Scelta politica e strategica

“Il Gcap – ha rimarcato il ministro – è una scelta industriale e tecnologica, ma è anche e prima di tutto una scelta politica di tre importanti nazioni che hanno deciso di intraprendere un percorso comune che permetterà alle rispettive Forze armate di cooperare insieme in diversi ambiti”. L’accordo, che in futuro potrebbe aprirsi anche ad altri paesi “porterà un insieme di capacità senza precedenti che risulteranno fondamentali per il mantenimento della stabilità globale, creando i presupposti necessari a garantire lo sviluppo continuo nel campo della Difesa per i decenni a venire”.

Tra Mediterraneo e Asia

Crosetto ha infine sottolineato che “Italia e Giappone sono accomunati da una storica amicizia e da un particolare equilibrio fra tradizione e innovazione. La distanza geografica tra il Mediterraneo e l’Indo-Pacifico è minore di quanto si possa immaginare. Le due regioni, infatti, sono fortemente interconnesse per quanto concerne sicurezza e sviluppo”. Da qui l’esigenza di creare alleanze a livello globale per affrontare le sfide strategiche del futuro anche con paesi distanti in un mondo sempre più piccolo e tenendo un piede in un’area che ha un peso politico, commerciale, demografico ed economico sempre più grande.

Accordo paritario

Il Ministro inoltre ha smentito quanto affermato da un’agenzia di stampa secondo cui il Gcap non sarebbe un accordo con partecipazione paritaria da parte di Italia, Giappone e Gran Bretagna. “Questa informazione è totalmente frutto di speculazioni.
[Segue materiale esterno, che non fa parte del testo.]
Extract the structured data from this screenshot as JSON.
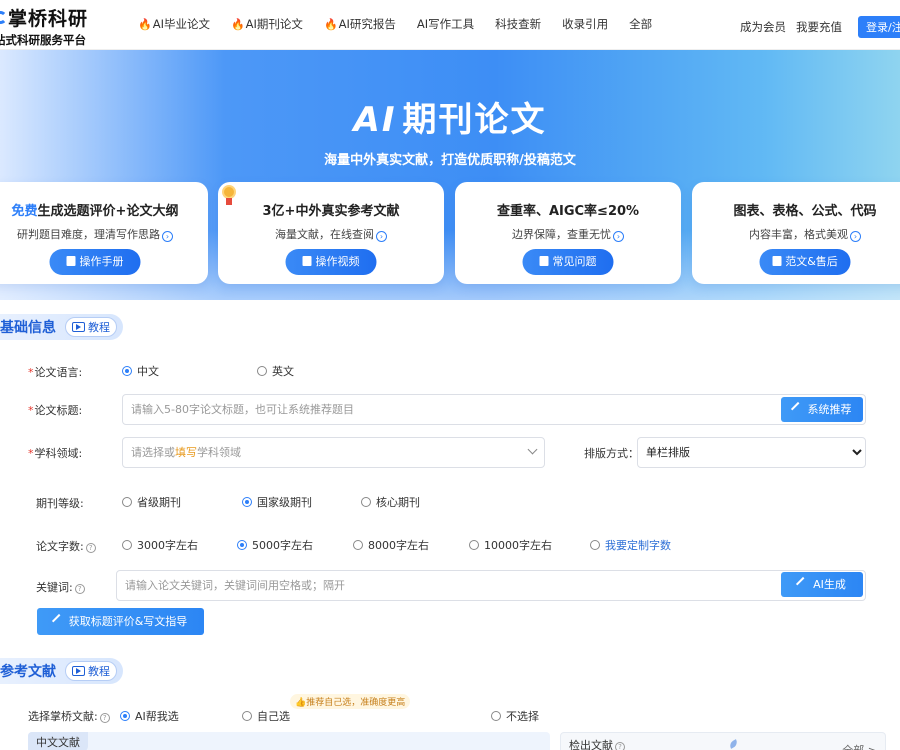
{
  "header": {
    "logo_main": "掌桥科研",
    "logo_sub": "站式科研服务平台",
    "nav": [
      "AI毕业论文",
      "AI期刊论文",
      "AI研究报告",
      "AI写作工具",
      "科技查新",
      "收录引用",
      "全部"
    ],
    "nav_hot": [
      true,
      true,
      true,
      false,
      false,
      false,
      false
    ],
    "member": "成为会员",
    "recharge": "我要充值",
    "login": "登录/注册"
  },
  "banner": {
    "title_ai": "AI",
    "title_rest": "期刊论文",
    "subtitle": "海量中外真实文献，打造优质职称/投稿范文",
    "cards": [
      {
        "title_prefix": "免费",
        "title": "生成选题评价+论文大纲",
        "desc": "研判题目难度，理清写作思路",
        "button": "操作手册"
      },
      {
        "title_prefix": "",
        "title": "3亿+中外真实参考文献",
        "desc": "海量文献，在线查阅",
        "button": "操作视频"
      },
      {
        "title_prefix": "",
        "title": "查重率、AIGC率≤20%",
        "desc": "边界保障，查重无忧",
        "button": "常见问题"
      },
      {
        "title_prefix": "",
        "title": "图表、表格、公式、代码",
        "desc": "内容丰富，格式美观",
        "button": "范文&售后"
      }
    ]
  },
  "basic": {
    "title": "基础信息",
    "tutorial": "教程",
    "language_label": "论文语言:",
    "language_options": [
      "中文",
      "英文"
    ],
    "title_label": "论文标题:",
    "title_placeholder": "请输入5-80字论文标题，也可让系统推荐题目",
    "recommend_button": "系统推荐",
    "field_label": "学科领域:",
    "field_placeholder_a": "请选择或",
    "field_placeholder_hl": "填写",
    "field_placeholder_b": "学科领域",
    "layout_label": "排版方式：",
    "layout_value": "单栏排版",
    "level_label": "期刊等级:",
    "level_options": [
      "省级期刊",
      "国家级期刊",
      "核心期刊"
    ],
    "count_label": "论文字数:",
    "count_options": [
      "3000字左右",
      "5000字左右",
      "8000字左右",
      "10000字左右"
    ],
    "count_custom": "我要定制字数",
    "keywords_label": "关键词:",
    "keywords_placeholder": "请输入论文关键词，关键词间用空格或；隔开",
    "ai_generate": "AI生成",
    "guide_button": "获取标题评价&写文指导"
  },
  "references": {
    "title": "参考文献",
    "tutorial": "教程",
    "select_label": "选择掌桥文献:",
    "options": [
      "AI帮我选",
      "自己选",
      "不选择"
    ],
    "tip": "推荐自己选，准确度更高",
    "left_tab": "中文文献",
    "right_title": "检出文献",
    "right_all": "全部 >"
  },
  "colors": {
    "accent": "#2d7ff9",
    "required": "#e5352b",
    "highlight": "#e89a1e"
  }
}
Le attività tra Regno Unito, Giappone e Italia in ambito Gcap stanno progredendo bene e stanno accelerando in accordo con i principi congiuntamente stabiliti nel memorandum di cooperazione firmato lo scorso dicembre. I tre Paesi stanno lavorando assieme costantemente e rapidamente sul principio condiviso di partenariato egualitario”.